Of late, Sommers has spoken critically of the campus response to sexual assaults, questioning the concept of "rape culture." In a New York Times interview last year, she said that the push against sexual assault has "infantilized" women, and that "equity feminism," which she supports, has been replaced by "victim feminism" and "fainting couch feminism."

On Monday, Sommers spoke at the law school of Lewis & Clark College. Prior to her speech, a small group of protesters attempted to block access to the room, prompting the college to lead those who wanted to hear Sommers around to a back entrance. Then at the beginning of the speech and at various points throughout, protesters interrupted Sommers, although there were sustained periods when Sommers was able to talk.

At one point, the protesting students (a minority of those in attendance) sang, "Which side are you on, friends? Which side are you on? No platform for fascists, no platform at all. We will fight for justice until Christina's gone."

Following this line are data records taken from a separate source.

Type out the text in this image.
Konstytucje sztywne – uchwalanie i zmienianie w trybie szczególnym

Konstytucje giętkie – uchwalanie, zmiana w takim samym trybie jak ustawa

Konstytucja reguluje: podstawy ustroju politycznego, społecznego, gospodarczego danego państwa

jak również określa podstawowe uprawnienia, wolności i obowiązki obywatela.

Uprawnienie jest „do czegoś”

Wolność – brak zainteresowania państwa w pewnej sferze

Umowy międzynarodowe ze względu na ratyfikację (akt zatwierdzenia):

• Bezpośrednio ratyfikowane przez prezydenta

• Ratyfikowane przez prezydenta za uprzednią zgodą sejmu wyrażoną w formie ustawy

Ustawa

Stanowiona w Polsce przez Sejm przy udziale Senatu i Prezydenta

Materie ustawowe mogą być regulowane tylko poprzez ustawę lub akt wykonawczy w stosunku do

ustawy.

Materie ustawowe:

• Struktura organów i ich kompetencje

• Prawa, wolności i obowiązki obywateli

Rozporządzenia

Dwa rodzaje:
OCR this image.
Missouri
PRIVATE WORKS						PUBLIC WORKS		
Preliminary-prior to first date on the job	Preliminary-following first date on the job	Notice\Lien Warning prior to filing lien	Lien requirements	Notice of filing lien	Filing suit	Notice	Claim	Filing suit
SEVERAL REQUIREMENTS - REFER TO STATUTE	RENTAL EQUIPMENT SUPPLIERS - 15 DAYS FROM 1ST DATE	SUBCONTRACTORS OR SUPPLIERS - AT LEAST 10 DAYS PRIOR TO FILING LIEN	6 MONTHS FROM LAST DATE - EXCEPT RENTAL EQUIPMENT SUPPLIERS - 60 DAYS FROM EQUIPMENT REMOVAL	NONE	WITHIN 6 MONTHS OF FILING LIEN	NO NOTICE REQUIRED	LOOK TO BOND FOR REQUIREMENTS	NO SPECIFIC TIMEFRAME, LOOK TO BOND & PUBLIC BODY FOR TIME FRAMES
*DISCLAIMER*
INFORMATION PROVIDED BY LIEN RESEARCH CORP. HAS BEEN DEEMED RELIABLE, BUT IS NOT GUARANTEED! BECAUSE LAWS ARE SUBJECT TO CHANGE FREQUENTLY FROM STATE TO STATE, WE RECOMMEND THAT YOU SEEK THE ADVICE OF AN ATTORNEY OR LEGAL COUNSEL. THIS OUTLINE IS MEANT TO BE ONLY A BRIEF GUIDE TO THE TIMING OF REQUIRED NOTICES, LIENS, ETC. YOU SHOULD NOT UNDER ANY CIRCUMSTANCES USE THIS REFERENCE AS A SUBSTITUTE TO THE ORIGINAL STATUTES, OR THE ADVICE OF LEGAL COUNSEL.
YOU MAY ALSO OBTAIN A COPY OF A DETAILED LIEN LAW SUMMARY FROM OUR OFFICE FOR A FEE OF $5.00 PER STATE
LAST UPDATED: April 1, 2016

At the beginning of the event, protesters prevented Sommers from talking by shouting, "Rape culture is not a myth," "Microaggressions are real," "The gender wage gap is real," "Trans lives matter," "Black lives matter" and other chants.

The students, some of whom had asked Lewis & Clark to rescind the invitation, accused the college and the law school of endorsing Sommers's views by giving her a platform to talk. Sommers was invited by the Federalist Society, a self-described conservative student group at Lewis & Clark.

The incident at Lewis & Clark comes at a time when higher education continues to discuss whether colleges are tolerant of all ideas and visiting speakers, and especially ideas voiced by those who go against the grain of widely shared views on campuses.

Janet Steverson, a law professor and dean of diversity and inclusion at the law school, said in an interview Monday night that the students who blocked the entrances to the auditorium and who interrupted Sommers violated college rules. She said that she anticipated "consequences" for those students but that she did not know what those would be.

Steverson stressed that it was only a minority of students who disrupted and that Sommers was given the opportunity to speak.

Sommers, on Twitter, criticized Steverson for asking her to cut short her remarks and move to the question period. Steverson said she did so to promote an orderly discussion. She said she was worried that Sommers was going on too long and that the question period would be minimal. Steverson said the argument she and others made to students not to disrupt was premised in part on the idea that students would be able to question Sommers.

"I could see the students getting antsy," Steverson said, explaining why she asked Sommers to move quickly to the question period.

Steverson said that, at another point when some were disrupting, she asked them to stop so that their classmates could ask questions. "I think it worked out as well as it could have."

Steverson said it was important to understand that some of those protesting Sommers viewed her as personally attacking those who have reported sexual assaults. "This is a very personal thing," she said

At the same time, Steverson said that while there are many grounds on which to criticize Sommers, she did not think it appropriate to call her a fascist, as the protesting students did repeatedly. "In the law school it is important to define the terms that you are using and apply the facts to support the allegations that you have made," she said.